The WHO has developed ‘Global Action Plan on Antimicrobial Resistance’ which was endorsed by the World Health Assembly in May 2015. It’s a global action plan to tackle antimicrobial resistance, including antibiotic resistance, the most urgent drug resistance trend, according to WHO website.
Researcher’s suggestions
According to BBC news from October 2019, antibiotics are essential for treating serious bacterial infections, such as sepsis, pneumonia and meningitis.

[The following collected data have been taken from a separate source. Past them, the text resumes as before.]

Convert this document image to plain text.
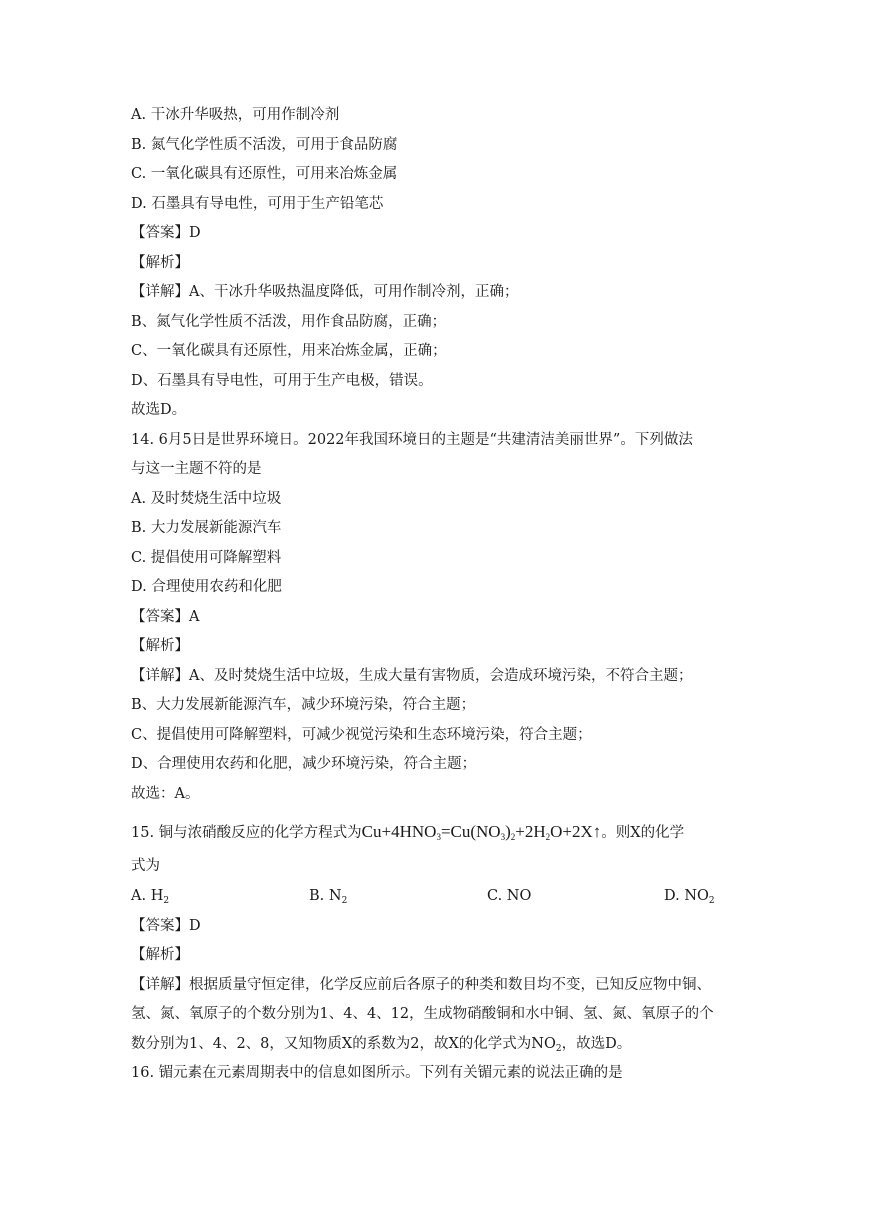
A. 干冰升华吸热，可用作制冷剂
B. 氮气化学性质不活泼，可用于食品防腐
C. 一氧化碳具有还原性，可用来冶炼金属
D. 石墨具有导电性，可用于生产铅笔芯
【答案】D
【解析】
【详解】A、干冰升华吸热温度降低，可用作制冷剂，正确；
B、氮气化学性质不活泼，用作食品防腐，正确；
C、一氧化碳具有还原性，用来冶炼金属，正确；
D、石墨具有导电性，可用于生产电极，错误。
故选D。
14. 6月5日是世界环境日。2022年我国环境日的主题是“共建清洁美丽世界”。下列做法
与这一主题不符的是
A. 及时焚烧生活中垃圾
B. 大力发展新能源汽车
C. 提倡使用可降解塑料
D. 合理使用农药和化肥
【答案】A
【解析】
【详解】A、及时焚烧生活中垃圾，生成大量有害物质，会造成环境污染，不符合主题；
B、大力发展新能源汽车，减少环境污染，符合主题；
C、提倡使用可降解塑料，可减少视觉污染和生态环境污染，符合主题；
D、合理使用农药和化肥，减少环境污染，符合主题；
故选：A。
15. 铜与浓硝酸反应的化学方程式为$Cu+4HNO_3=Cu(NO_3)_2+2H_2O+2X↑$。则X的化学
式为
A. $H_2$	B. $N_2$	C. NO	D. $NO_2$
【答案】D
【解析】
【详解】根据质量守恒定律，化学反应前后各原子的种类和数目均不变，已知反应物中铜、
氢、氮、氧原子的个数分别为1、4、4、12，生成物硝酸铜和水中铜、氢、氮、氧原子的个
数分别为1、4、2、8，又知物质X的系数为2，故X的化学式为$NO_2$，故选D。
16. 镅元素在元素周期表中的信息如图所示。下列有关镅元素的说法正确的是
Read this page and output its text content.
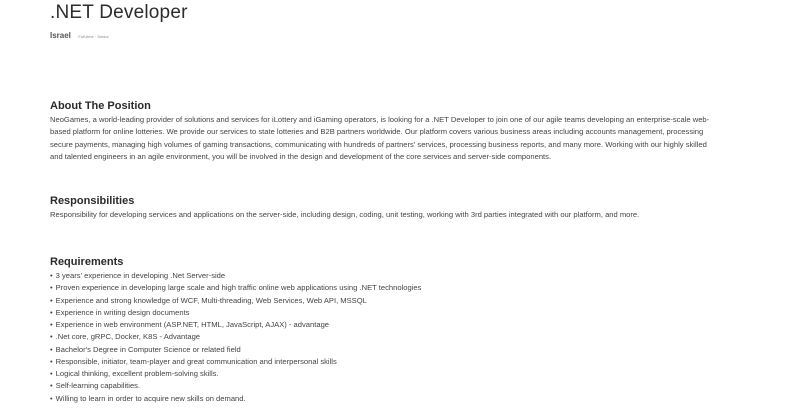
.NET Developer
Israel Full-time · Senior
About The Position

NeoGames, a world-leading provider of solutions and services for iLottery and iGaming operators, is looking for a .NET Developer to join one of our agile teams developing an enterprise-scale web-based platform for online lotteries. We provide our services to state lotteries and B2B partners worldwide. Our platform covers various business areas including accounts management, processing secure payments, managing high volumes of gaming transactions, communicating with hundreds of partners' services, processing business reports, and many more. Working with our highly skilled and talented engineers in an agile environment, you will be involved in the design and development of the core services and server-side components.

Responsibilities

Responsibility for developing services and applications on the server-side, including design, coding, unit testing, working with 3rd parties integrated with our platform, and more.

Requirements
• 3 years' experience in developing .Net Server-side
• Proven experience in developing large scale and high traffic online web applications using .NET technologies
• Experience and strong knowledge of WCF, Multi-threading, Web Services, Web API, MSSQL
• Experience in writing design documents
• Experience in web environment (ASP.NET, HTML, JavaScript, AJAX) - advantage
• .Net core, gRPC, Docker, K8S - Advantage
• Bachelor's Degree in Computer Science or related field
• Responsible, initiator, team-player and great communication and interpersonal skills
• Logical thinking, excellent problem-solving skills.
• Self-learning capabilities.
• Willing to learn in order to acquire new skills on demand.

But they should not be used to treat coughs, earache and sore throats, which usually clear up without drugs.
If antibiotics are taken inappropriately, harmful bacteria living inside the body can become resistant to the antibiotics, which means the medicines may not work when really needed, writes BBC.
Global health officials have repeatedly warned about the rise of bacteria and other microbes that are resistant to most available drugs, raising the threat of untreatable infectious diseases that could spread rapidly.
Various research indicate that, if antibiotics are taken inappropriately, harmful bacteria living inside the body can become resistant to the antibiotics, which mean the medicines may not work when really needed.
Dr Sakhila Ghimire, a researcher, suggests, “I recommend changing lifestyle, diet, workout and sanitation which is extremely important to live relatively a disease free life, it’s better not to get sick, and not to approach antibiotic use.”
If one falls sick with common illnesses, s/he should opt to use bestowed simple secrets, like honey, turmeric for cough, hot lemon, ginger, fruits and veggies for common cold, among other home remedies, she added.
The (mis)use of antibiotics even for simple problem like runny nose, or common cold is wrong; Doctors need to confirm bacterial infection by doing blood tests, Dr Ghimire said.
Researchers also suggest medical doctors for practicing suggestive prescription and offer simple suggestions like humidifiers and plenty of fluid, along over-the-counter remedies to try and how to use them. Doctors should also offer guidance on when patients should return if they’re not getting better.
Laws and protocols
Nepal has promulgated the Drugs Act 1978, to prohibit the misuse or abuse of medicines and allied pharmaceutical products. The act states that antibiotics can only be sold on a doctor’s prescription, but in practice, antibiotics are reportedly sold like ‘toffees’.
The government must impose strict prohibition on the sale of antibiotics without proper prescriptions, if it is serious about combating antibiotic resistance in the country.
The hospitals must have the medication prescription procedures guidelines by which the physicians would abide with, said Dr Dhakhwa. The health experts stressed on the need on uniformity in treatment procedures and medicine prescription in every health institutions.
Dr. Dhakhwa advised that the government should devise a medication guidelines or protocol- that provides clear policy on the prescription process i.e. what sort of medicines can be used under what condition and how to treat a particular disease; and this protocol needs monitoring and follow up.
The quicker and quality diagnostic tests to determine whether an infection is bacterial or viral are crucial in the fight against antibiotic resistance. Also, well-equipped and improved laboratory services are needed for the identification of disease.